Ange déchu
Chapitre 1 : Comme un ange qu'on évite
1548 mots, Catégorie: G
Dernière mise à jour 30/09/2025 09:16
Les gens qui disent aimer la solitude n’ont probablement jamais été vraiment seuls. Pas seuls comme moi.
Ils ne connaissent pas l’exclusion, celle qui s’infiltre dans chaque regard, dans chaque silence gêné. Ils n’ont jamais senti les regards fuyants, ni ce vide glacé qu’on porte même au milieu d’une foule.
Ces gens-là ont sûrement des amis qui les soutiennent quand les jours deviennent sombres. Des voix qui répondent au téléphone. Des bras dans lesquels se réfugier. Des gens pour les toucher, pour leur rappeler qu’ils sont vivants.
Moi… je n’ai rien de tout ça. Et je crois que je ne l’aurai jamais.
Certains prétendent m’aimer, mais je vois bien comment ils se comportent. Ils évitent de trop s’approcher. Ils ne me frôlent jamais, détournent les yeux quand je tousse, et si je saigne, ils reculent sans réfléchir.
Ceux qui daignent s’approcher de moi le font plus par pitié, mais ils ne restent jamais longtemps...
Pour le sport, je reste sur le banc. Interdite de participation. Trop fragile. Trop malade. Ou juste trop effrayante...

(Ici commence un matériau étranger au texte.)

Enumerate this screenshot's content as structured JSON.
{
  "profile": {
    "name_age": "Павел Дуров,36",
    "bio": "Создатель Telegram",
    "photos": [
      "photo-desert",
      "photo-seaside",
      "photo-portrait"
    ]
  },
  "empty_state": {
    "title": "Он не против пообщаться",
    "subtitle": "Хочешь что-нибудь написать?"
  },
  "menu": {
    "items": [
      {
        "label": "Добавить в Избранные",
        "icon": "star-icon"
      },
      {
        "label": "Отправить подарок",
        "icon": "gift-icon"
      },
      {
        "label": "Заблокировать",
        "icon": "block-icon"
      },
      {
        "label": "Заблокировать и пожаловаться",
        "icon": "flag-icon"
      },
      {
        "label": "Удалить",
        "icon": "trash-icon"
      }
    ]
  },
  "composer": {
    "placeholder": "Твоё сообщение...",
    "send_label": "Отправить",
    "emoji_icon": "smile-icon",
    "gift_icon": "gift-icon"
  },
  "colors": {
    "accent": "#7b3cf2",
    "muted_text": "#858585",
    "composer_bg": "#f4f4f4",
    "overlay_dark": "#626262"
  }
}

Alors je regarde les autres courir, rire, tomber, se relever. Et je les envie. J’aimerais être eux, juste être à leur place.
Parfois, ils organisent des fêtes. Je n’y suis jamais conviée, mais je sais qu’elles ont lieu. Je vois les photos. Je vois les sourires. Je les entends en parler gaiement.
Même les toilettes m’ont été interdites. On m’a dit gentiment : « Ce serait mieux que tu évites. » J’ai hoché la tête. Et depuis, je me retiens. J’pouvais faire que ça, après tout...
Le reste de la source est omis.